Irish consumers will spend €543.9m on food this Christmas New Webloyalty report reveals Christmas shopping habits
Dublin, 7 December 2015. Irish consumers will spend €543.9 million on food this Christmas up €34.2 million from last year. That’s according to a new report into Irish Christmas spending by ecommerce partner Webloyalty.
According to the report almost half (49%) will spend in excess of €150 on festive food this Christmas with the majority of people (41%) preferring to do their entire food shop in-store rather than online (5%).
Grocery giant Tesco will once again have the highest footfall of all food retailers as a quarter (26%) of respondents indicate they plan to complete their Christmas shopping here this year, no change from 2014. Luxury grocer Marks & Spencer will see an uplift in sales compared to with a fifth (21%) saying they will shop here in 2015 compared with (19%) the previous year.

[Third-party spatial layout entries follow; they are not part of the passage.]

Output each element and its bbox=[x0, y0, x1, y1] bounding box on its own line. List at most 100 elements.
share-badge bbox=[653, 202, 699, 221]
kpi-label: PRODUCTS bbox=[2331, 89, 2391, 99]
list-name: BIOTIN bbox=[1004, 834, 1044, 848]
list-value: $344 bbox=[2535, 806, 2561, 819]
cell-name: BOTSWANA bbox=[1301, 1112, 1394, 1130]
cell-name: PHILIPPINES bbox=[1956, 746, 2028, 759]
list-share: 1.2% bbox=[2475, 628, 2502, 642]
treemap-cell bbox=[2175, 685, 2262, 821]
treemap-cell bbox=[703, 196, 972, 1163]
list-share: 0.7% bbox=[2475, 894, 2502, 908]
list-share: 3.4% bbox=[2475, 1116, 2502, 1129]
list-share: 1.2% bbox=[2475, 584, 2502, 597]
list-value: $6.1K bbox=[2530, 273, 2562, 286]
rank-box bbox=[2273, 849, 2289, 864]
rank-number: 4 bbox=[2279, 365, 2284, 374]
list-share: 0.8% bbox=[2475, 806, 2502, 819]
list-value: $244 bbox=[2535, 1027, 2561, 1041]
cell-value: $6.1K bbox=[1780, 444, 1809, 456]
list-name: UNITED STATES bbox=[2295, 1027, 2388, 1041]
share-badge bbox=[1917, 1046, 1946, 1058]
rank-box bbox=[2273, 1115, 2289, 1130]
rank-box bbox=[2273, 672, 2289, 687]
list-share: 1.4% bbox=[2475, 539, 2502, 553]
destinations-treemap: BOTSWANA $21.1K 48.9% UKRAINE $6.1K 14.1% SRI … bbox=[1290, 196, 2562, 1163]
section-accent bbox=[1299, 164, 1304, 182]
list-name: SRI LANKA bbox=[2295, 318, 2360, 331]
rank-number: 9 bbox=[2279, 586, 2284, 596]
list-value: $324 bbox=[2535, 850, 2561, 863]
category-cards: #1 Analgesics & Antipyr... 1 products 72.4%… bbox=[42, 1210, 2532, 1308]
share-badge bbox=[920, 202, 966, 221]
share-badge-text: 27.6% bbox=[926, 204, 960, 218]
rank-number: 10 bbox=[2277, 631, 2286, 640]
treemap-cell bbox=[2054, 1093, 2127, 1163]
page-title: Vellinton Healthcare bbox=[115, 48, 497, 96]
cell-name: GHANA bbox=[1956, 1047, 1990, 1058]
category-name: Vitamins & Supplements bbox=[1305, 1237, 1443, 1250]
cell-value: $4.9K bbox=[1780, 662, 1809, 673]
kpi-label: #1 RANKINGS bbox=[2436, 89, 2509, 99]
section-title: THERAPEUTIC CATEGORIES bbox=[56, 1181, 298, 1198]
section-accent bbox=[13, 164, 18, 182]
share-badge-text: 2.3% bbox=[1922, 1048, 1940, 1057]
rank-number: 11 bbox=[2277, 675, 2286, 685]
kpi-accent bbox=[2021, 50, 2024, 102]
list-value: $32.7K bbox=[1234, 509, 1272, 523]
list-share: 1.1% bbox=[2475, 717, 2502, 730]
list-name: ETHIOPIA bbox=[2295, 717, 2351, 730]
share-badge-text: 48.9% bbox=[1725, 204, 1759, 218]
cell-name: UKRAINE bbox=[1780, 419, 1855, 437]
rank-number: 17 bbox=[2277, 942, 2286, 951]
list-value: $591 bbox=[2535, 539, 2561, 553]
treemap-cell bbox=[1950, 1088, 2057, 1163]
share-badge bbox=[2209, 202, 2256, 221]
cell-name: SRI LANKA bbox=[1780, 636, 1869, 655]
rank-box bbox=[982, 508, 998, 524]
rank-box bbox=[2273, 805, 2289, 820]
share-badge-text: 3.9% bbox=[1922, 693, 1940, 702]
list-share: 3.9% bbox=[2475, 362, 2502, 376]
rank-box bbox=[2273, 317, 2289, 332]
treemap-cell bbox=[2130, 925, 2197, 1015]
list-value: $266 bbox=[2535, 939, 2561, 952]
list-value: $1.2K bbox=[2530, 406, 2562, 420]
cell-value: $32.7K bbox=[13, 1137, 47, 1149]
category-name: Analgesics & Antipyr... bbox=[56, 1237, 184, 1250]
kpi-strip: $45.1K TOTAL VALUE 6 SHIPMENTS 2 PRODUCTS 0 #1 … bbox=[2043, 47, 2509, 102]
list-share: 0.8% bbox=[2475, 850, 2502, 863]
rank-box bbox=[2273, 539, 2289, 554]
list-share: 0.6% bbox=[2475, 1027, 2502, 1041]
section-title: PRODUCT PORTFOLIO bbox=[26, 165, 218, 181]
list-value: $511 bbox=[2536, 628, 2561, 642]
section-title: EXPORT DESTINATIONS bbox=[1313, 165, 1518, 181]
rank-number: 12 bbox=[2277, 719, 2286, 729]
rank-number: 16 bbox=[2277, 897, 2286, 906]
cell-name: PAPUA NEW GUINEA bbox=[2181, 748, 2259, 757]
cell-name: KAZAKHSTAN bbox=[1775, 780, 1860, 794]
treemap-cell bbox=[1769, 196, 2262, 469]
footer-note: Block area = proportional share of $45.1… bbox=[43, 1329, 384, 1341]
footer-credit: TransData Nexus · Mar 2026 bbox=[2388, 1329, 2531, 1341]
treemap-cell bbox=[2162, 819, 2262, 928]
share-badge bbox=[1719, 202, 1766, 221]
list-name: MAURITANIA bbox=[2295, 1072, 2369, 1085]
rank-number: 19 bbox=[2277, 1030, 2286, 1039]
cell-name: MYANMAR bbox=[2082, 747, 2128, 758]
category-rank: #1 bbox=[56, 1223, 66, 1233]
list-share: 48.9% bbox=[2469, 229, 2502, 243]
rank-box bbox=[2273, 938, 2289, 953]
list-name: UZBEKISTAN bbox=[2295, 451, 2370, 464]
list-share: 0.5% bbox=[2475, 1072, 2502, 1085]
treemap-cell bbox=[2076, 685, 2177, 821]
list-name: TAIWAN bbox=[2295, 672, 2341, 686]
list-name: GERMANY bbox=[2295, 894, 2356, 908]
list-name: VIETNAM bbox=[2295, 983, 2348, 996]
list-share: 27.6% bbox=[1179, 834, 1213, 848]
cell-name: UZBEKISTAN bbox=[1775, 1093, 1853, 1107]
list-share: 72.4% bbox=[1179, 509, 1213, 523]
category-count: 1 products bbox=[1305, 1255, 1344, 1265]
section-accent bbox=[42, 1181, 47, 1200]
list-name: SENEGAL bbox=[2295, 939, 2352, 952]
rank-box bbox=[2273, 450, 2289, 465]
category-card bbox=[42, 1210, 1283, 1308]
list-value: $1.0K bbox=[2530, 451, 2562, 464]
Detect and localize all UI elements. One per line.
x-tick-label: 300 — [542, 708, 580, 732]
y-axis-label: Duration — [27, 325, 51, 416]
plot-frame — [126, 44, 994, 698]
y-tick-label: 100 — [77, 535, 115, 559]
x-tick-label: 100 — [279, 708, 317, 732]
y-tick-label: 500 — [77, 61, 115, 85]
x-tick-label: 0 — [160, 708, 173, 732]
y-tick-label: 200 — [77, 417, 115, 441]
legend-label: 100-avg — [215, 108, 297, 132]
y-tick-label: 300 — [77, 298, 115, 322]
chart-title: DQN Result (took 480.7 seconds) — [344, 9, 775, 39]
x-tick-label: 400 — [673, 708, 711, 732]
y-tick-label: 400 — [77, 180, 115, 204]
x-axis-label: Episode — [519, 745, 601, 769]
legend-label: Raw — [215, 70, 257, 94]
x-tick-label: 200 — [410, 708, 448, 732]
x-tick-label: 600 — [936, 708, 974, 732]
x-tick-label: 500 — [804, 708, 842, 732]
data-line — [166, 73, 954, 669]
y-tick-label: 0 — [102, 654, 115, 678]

The Webloyalty research into Christmas spending finds that, overall, consumer spending will be up 2.8% year-on-year, with an estimated €1.59bn set to be spent this festive season. The expected average spend of each consumer on all aspects of Christmas is €435, however 16% of respondents claim they will spend more than €500 on presents alone.
Commenting on the research Guy Chiswick, Managing Director of Webloyalty Northern Europe said, “Gifts aside, groceries are the items that Irish shoppers will spend the most on over Christmas with an estimated €543.9 million going through the cash registers. Whilst retail events such as Black Friday and Cyber Monday impact our preference for purchasing Christmas gifts online, it is interesting to see that consumers still favour a bricks and mortar shopping experience when purchasing groceries.”
As in 2014, the discounters, such as Aldi and Lidl, don’t fare as well as other supermarket brands when it comes to Christmas food shopping. Tesco dominates the trolley dash for a consecutive year but interestingly Marks & Spencer has overtaken Dunnes Stores and SuperValu in consumer preference, reflecting a demand for luxury food goods this Christmas.”